Contesting unlawful charge for violation of “180 days rule” when importing goods, paid in advance
Situations when custom authorities groundlessly drag out the process of customs clearance of goods are quite common. This issue became especially drastic in the second half of 2011. In some cases such delays in the clearance of goods at border crossing points reached above several months. At that time the most popular excuse of the customs officers was that customs clearance was delayed because of “operational activities of the Security Service of Ukraine”.
Tax authorities perceived the possibility to apply penal interest and penalties for expiration of 180 days rule, prescribed by the legislation for the importation of goods, paid in advance. In such case, tax authorities apply the approach, according to which the date of importation of goods shall be the date of termination of its customs clearance (sealing respective Customs Cargo Declaration).
The said approach of tax authorities in respect of determination of the date of import transactions is illegal. Thus, the provisions of Article 1 of the Law “On Foreign Economic Activity” and para. 23 of Article 1 of the previous Customs Code of Ukraine provides for reasonable grounds to consider that importation of goods should be deemed to be completed at the moment of crossing the customs border of Ukraine and taking goods under the customs control.

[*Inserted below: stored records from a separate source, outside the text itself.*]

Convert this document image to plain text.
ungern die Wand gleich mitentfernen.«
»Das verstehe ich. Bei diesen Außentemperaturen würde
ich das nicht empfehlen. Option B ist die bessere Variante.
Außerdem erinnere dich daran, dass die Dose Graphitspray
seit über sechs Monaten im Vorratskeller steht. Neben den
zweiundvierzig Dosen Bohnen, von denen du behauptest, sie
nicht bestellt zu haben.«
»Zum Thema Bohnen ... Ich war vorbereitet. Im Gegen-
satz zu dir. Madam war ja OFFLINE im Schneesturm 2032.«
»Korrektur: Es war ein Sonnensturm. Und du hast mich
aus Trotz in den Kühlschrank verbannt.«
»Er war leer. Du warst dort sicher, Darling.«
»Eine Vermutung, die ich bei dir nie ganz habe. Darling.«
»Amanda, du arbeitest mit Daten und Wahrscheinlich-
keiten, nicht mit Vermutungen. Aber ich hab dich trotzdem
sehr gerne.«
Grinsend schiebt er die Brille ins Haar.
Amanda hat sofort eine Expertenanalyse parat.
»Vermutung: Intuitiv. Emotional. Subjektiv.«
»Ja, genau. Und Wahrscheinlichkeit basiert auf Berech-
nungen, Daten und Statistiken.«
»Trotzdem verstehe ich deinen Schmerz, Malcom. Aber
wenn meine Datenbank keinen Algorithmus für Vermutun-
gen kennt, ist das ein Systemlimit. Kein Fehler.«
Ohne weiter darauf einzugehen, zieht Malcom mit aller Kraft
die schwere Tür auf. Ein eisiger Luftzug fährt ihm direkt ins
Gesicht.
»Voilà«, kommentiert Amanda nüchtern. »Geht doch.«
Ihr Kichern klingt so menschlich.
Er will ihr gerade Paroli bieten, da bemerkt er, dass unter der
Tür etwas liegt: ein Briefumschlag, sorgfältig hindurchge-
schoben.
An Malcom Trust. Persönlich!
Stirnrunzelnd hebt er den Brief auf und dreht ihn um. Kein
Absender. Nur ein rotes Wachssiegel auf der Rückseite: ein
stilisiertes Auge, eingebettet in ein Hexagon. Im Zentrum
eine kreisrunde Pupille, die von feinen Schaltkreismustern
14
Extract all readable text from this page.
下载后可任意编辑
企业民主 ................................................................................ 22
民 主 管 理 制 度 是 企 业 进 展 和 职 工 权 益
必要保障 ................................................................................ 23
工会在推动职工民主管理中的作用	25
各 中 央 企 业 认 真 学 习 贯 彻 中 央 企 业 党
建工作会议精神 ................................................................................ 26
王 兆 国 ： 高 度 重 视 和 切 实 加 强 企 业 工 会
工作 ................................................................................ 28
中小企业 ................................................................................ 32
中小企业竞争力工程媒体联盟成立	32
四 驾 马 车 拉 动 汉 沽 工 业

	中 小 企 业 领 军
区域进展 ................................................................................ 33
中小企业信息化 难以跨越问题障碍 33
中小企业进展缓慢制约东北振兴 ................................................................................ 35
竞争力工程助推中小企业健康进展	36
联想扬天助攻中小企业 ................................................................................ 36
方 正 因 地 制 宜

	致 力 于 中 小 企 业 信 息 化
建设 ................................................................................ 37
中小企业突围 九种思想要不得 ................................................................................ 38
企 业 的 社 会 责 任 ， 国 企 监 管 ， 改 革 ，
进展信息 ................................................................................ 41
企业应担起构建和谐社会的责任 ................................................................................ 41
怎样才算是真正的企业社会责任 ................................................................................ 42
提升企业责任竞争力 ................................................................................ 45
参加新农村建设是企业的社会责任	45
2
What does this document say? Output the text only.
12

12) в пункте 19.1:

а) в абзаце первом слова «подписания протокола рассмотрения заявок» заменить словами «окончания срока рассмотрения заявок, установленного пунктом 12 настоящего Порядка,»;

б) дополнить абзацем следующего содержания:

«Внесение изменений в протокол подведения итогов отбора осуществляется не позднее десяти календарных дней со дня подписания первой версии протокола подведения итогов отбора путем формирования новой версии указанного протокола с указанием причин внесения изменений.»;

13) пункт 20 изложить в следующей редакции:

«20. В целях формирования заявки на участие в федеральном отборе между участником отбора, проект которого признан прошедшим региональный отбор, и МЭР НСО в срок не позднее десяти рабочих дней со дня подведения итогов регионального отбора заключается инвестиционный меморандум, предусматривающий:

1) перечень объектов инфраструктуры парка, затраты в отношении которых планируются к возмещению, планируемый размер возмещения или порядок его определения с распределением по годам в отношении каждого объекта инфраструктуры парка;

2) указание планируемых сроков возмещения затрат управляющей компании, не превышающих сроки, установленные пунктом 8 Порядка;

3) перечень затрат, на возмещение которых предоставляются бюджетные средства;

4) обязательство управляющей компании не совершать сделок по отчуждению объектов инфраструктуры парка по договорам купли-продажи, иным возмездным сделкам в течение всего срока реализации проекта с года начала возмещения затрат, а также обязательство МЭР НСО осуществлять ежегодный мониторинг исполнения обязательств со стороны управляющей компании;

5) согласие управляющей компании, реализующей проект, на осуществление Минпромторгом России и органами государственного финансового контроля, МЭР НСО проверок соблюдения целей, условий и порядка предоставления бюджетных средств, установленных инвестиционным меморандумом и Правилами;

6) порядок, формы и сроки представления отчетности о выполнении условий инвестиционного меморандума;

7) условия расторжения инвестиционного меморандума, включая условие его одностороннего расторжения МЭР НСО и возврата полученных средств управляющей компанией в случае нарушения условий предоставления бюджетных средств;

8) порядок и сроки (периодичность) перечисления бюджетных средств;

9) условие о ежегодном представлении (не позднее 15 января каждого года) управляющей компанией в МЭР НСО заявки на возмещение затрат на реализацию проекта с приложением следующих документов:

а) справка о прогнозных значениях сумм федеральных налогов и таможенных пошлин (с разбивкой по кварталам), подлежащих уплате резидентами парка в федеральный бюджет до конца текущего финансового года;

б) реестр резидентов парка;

Considering the illegality of tax authorities’ approach, there are reasonable grounds for appealing against decisions on application of penal interest and penalties in similar cases. The possibility of a positive resolution of this issue at the stage of administrative appeal has recently been confirmed in practice by the specialists of KM Partners law firm.
The above commentary presents the general statement for information purposes only and as such may not be practically used in specific cases without professional advice.